Announcing the layoffs, which Nokia CEO Pekka Lundmark phrased as “resetting our cost-base to protect profitability,” the company said it would cut between 9,000 and 14,000 workers. Specifically, Nokia said the cost-cutting program “is expected to lead to a 72,000 to 77,000 employee organization compared to the 86,000 employees Nokia has today.” Those numbers mean Nokia could lay off as much as 16% of its global workforce.
The reason Nokia is giving a relatively broad range when it comes to the number of layoffs is because the final total “will depend on the evolution of end market demand.” In other words, it will depend on whether Nokia’s sales pick up. If not, it’s likely the layoffs will be at the higher end of the range.

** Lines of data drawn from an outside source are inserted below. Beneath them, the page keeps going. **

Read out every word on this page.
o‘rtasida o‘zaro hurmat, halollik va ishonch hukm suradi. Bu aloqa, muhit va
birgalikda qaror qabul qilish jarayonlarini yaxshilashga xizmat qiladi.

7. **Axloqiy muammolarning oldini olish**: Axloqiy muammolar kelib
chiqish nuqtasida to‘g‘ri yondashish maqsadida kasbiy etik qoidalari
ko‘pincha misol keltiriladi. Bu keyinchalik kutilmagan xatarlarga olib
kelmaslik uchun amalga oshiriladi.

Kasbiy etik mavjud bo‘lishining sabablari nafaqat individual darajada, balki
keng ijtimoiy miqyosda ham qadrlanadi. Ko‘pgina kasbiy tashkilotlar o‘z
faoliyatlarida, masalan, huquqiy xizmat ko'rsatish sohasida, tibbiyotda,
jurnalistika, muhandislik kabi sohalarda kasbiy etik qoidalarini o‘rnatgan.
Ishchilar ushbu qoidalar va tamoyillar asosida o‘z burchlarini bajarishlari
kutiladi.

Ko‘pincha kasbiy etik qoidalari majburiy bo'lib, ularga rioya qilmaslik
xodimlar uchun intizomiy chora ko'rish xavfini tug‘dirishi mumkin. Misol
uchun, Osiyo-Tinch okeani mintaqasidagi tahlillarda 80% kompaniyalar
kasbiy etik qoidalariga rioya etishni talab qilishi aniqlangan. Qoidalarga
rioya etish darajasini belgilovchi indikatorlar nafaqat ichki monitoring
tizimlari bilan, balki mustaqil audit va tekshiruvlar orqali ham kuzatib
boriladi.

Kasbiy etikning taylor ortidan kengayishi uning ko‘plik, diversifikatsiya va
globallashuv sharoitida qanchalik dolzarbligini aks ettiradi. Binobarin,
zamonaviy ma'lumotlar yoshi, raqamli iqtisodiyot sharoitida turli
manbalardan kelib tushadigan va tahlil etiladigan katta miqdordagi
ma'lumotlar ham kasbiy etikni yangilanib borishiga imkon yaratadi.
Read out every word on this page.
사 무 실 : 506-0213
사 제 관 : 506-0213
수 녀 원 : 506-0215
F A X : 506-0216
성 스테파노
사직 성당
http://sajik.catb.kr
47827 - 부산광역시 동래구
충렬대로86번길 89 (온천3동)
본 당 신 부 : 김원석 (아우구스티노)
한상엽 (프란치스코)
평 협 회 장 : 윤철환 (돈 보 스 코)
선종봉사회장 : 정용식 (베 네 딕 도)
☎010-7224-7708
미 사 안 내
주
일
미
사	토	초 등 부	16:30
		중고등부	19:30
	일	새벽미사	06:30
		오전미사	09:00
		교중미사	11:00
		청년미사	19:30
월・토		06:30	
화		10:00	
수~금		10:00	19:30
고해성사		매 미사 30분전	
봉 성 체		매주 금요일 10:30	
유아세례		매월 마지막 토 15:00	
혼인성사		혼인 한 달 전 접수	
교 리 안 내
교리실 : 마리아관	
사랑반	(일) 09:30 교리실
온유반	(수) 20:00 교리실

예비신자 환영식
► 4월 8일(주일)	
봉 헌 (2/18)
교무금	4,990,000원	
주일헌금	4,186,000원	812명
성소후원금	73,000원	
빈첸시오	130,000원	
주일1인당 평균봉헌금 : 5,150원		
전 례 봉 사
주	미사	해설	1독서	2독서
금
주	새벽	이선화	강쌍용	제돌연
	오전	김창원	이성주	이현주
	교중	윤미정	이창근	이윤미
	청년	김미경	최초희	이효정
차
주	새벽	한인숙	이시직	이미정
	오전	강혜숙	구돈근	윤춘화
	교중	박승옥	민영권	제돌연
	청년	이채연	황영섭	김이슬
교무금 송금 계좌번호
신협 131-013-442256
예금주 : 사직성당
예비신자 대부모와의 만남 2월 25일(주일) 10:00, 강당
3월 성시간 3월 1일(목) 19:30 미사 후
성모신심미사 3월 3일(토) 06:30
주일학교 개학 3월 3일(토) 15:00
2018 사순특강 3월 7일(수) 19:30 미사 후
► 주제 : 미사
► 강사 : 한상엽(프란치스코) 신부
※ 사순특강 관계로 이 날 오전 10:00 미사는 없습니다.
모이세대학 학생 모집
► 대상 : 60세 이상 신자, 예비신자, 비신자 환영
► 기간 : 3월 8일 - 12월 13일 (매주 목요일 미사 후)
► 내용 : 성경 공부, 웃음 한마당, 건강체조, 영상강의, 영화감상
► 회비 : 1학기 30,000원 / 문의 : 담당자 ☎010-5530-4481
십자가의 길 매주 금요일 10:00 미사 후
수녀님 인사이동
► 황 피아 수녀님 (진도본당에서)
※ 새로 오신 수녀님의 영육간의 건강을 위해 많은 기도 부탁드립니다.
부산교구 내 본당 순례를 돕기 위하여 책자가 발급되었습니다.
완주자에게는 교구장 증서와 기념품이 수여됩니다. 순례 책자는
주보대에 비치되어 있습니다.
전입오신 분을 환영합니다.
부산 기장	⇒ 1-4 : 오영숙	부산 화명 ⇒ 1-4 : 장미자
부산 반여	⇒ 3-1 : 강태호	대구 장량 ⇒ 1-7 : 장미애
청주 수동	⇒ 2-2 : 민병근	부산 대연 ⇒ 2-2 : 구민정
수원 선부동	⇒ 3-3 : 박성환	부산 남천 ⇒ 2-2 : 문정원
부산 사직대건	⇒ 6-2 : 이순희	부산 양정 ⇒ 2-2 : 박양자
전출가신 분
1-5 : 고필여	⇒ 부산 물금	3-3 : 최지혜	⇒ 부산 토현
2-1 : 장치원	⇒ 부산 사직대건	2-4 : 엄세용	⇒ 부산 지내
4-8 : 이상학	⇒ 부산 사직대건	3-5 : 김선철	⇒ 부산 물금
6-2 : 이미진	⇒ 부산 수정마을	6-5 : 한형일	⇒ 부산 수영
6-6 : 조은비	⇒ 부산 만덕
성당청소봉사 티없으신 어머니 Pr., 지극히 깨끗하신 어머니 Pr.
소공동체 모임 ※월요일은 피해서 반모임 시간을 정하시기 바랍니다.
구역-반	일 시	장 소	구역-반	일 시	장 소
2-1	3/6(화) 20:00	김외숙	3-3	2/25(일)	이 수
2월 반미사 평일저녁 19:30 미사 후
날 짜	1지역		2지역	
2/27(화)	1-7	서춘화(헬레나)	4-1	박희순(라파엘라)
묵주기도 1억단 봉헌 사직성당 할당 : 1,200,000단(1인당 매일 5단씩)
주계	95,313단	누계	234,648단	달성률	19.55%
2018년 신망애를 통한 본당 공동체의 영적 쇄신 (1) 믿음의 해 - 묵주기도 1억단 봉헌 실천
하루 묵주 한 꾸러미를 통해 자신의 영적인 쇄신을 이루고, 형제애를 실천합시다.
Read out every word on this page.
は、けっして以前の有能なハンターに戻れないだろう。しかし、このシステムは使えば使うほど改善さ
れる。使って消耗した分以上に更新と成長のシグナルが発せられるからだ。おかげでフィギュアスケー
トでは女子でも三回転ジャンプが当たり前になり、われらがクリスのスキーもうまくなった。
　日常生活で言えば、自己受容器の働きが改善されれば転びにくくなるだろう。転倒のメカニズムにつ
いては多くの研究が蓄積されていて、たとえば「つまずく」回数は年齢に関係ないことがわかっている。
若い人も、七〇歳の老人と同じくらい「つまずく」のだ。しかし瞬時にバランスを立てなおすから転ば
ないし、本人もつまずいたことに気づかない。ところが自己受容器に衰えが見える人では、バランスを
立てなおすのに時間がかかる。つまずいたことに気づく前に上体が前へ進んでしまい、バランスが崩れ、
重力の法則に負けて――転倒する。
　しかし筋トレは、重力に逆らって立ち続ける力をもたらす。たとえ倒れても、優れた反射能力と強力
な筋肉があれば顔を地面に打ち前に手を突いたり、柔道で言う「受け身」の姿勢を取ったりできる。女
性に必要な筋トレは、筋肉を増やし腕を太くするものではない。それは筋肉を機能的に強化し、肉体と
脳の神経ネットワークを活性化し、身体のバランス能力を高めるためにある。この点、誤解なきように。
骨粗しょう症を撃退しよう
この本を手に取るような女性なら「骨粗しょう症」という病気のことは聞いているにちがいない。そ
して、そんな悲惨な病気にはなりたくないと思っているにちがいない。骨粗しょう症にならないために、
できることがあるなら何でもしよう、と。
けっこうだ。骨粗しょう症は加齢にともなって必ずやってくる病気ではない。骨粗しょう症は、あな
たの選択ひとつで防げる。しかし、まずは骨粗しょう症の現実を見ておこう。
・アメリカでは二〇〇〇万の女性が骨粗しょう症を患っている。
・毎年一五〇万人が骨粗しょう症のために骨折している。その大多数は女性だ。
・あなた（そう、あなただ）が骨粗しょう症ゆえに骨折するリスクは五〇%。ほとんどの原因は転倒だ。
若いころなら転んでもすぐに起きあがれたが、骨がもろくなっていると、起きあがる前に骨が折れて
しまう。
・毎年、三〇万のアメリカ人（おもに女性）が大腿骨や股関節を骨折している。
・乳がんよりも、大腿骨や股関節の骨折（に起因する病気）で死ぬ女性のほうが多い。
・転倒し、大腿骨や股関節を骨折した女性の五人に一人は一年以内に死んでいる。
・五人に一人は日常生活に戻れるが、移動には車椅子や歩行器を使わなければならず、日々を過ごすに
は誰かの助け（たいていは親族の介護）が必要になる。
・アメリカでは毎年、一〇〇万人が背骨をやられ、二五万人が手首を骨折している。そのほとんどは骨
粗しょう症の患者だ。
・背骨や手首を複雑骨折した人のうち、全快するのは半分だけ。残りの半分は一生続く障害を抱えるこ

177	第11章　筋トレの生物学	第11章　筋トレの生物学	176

As for where the job cuts will come from, Nokia says its Mobile Networks, Cloud, and Network Services divisions will be most impacted, as well as Nokia’s corporate functions. Nokia did not say in which countries its workforce will suffer the most losses.
Nokia’s announcement comes after competitor Qualcomm announced it would lay off about 2.5% of its workforce earlier this month. It also follows job cut announcements at LinkedIn and Bandcamp earlier this week.